O governador disse apoiar tanto os caminhoneiros quanto a necessidade de reposição salarial dos auditores fiscais. "O governo do estado está preocupado com a situação e estamos reunidos com os delegados da Receita Federal em Boa Vista, com o Sindifisco e com as empresas transportadoras. Trabalhamos em uma negociação para a abertura de nossas fronteiras para as exportações", declarou.

Gasolina pode ficar mais cara
Milhares de litros de combustíveis estão se acumulando nos tanques dos terminais do Porto de Santos, no litoral de São Paulo, por conta da operação-padrão dos auditores da Receita Federal. O porto paulista é a principal porta de entrada de gasolina e óleo diesel no país. Com o atraso da operação, os custos de importação vão subir, e a conta pode chegar ao consumidor final, que deverá pagar mais pelos combustíveis, segundo a Associação Brasileira dos Importadores de Combustíveis (Abicom).

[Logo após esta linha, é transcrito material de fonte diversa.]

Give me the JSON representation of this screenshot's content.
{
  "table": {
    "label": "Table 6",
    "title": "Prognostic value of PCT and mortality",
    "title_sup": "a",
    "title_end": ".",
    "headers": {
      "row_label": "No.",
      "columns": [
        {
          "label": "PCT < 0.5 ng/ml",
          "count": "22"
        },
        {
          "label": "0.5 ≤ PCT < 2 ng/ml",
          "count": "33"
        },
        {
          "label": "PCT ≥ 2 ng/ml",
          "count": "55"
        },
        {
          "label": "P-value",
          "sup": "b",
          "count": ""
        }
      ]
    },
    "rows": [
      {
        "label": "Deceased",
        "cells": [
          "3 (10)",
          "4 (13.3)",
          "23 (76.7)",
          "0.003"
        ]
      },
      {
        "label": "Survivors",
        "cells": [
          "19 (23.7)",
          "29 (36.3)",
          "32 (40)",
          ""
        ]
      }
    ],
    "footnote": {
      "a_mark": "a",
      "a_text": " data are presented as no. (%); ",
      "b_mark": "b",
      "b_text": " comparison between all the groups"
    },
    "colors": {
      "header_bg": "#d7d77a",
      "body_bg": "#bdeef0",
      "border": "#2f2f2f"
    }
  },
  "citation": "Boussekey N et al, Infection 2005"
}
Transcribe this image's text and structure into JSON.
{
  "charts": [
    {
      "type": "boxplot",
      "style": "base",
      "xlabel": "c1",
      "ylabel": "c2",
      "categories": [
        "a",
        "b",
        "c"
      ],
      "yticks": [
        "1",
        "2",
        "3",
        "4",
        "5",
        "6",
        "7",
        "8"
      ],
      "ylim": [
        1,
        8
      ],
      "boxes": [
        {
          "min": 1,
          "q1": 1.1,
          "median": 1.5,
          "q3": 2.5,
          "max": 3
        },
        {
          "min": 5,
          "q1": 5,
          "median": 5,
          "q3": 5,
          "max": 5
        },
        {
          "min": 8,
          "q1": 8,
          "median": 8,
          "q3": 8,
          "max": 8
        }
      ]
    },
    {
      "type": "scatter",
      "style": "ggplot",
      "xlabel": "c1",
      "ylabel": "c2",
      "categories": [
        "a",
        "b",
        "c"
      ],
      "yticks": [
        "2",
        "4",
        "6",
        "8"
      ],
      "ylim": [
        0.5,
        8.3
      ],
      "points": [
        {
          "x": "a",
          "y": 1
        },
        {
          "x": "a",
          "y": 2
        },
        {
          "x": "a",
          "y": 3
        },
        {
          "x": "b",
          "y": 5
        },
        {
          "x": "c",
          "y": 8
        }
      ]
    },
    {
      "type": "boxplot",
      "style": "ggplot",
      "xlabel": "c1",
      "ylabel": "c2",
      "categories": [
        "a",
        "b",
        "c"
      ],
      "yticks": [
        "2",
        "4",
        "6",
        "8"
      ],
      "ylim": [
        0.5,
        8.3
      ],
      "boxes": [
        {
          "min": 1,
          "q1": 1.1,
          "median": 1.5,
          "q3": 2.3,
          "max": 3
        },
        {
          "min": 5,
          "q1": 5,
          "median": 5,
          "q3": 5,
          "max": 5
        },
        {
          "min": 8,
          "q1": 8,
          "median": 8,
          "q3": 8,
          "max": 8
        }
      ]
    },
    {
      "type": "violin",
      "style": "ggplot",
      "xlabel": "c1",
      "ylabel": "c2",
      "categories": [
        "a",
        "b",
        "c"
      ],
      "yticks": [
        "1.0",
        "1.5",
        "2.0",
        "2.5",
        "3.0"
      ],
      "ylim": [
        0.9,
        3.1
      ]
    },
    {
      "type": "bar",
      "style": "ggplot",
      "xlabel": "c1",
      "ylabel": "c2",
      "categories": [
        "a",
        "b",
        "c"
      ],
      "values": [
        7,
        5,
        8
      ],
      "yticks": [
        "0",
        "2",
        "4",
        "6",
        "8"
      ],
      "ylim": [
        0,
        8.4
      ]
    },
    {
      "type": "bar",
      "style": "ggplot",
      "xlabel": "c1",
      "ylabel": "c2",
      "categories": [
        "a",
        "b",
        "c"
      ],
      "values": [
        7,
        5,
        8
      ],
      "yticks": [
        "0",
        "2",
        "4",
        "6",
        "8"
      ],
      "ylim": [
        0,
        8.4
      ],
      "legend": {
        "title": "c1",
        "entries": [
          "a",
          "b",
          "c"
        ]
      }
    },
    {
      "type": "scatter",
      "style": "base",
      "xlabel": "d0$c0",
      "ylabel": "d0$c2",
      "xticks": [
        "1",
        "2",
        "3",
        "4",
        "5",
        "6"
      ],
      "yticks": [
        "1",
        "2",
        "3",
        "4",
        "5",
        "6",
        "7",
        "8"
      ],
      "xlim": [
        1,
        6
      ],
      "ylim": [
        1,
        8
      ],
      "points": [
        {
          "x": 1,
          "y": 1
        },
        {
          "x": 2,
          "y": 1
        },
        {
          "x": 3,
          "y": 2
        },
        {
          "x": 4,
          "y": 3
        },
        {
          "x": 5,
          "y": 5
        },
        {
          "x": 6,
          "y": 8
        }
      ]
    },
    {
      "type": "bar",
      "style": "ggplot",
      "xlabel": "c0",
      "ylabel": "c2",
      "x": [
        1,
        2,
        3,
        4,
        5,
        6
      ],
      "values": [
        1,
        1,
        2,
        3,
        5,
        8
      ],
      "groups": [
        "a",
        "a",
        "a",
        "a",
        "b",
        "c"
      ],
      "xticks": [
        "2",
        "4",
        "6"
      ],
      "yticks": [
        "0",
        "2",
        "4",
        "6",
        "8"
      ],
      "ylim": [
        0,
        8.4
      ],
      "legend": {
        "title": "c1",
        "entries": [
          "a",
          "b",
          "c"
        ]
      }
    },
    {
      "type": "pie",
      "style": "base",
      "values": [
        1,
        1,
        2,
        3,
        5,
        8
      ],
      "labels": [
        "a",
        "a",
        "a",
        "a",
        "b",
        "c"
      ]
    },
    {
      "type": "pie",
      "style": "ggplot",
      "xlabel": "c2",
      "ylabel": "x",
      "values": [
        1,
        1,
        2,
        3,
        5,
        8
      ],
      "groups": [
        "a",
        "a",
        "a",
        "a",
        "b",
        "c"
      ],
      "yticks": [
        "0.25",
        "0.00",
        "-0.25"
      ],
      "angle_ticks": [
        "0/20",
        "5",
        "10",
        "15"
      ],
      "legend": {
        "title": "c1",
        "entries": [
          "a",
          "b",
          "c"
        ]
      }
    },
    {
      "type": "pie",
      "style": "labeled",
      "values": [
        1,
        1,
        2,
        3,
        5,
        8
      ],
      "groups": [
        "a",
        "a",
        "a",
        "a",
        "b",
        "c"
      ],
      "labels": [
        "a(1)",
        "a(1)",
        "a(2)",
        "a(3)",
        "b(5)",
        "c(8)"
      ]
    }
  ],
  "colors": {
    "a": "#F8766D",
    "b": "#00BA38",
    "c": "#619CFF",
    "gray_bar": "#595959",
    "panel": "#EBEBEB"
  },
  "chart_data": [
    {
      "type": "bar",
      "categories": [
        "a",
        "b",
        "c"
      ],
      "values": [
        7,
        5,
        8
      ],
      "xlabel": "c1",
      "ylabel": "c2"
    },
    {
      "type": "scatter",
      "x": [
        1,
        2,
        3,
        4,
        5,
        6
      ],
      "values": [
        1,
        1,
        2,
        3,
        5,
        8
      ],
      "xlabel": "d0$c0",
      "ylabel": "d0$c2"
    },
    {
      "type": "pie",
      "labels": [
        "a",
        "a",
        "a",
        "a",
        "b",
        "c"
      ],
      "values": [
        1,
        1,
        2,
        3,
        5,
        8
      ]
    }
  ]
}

Desde 28 de dezembro, os produtos não estão sendo escoados, porque os auditores não autorizam a comercialização. "Além da elevação dos preços, a operação-padrão iniciada pelos auditores ficais poderá provocar o desabastecimento (de combustíveis) no mês de janeiro de 2022, uma vez que, as refinarias nacionais não têm capacidade para atender a demanda nacional e os volumes importados são necessários para completar o suprimento de diesel e gasolina para as distribuidoras de combustíveis", afirmou a Abicom, em nota.

Um alerta sobre os impactos nos preços dos combustíveis e no abastecimento nacional foi entregue, ontem, pela entidade ao Ministério da Economia.

No documento, eles argumentam que as liberações das cargas importadas, que normalmente são processadas em um ou dois dias, já estão demorando mais de 10 dias.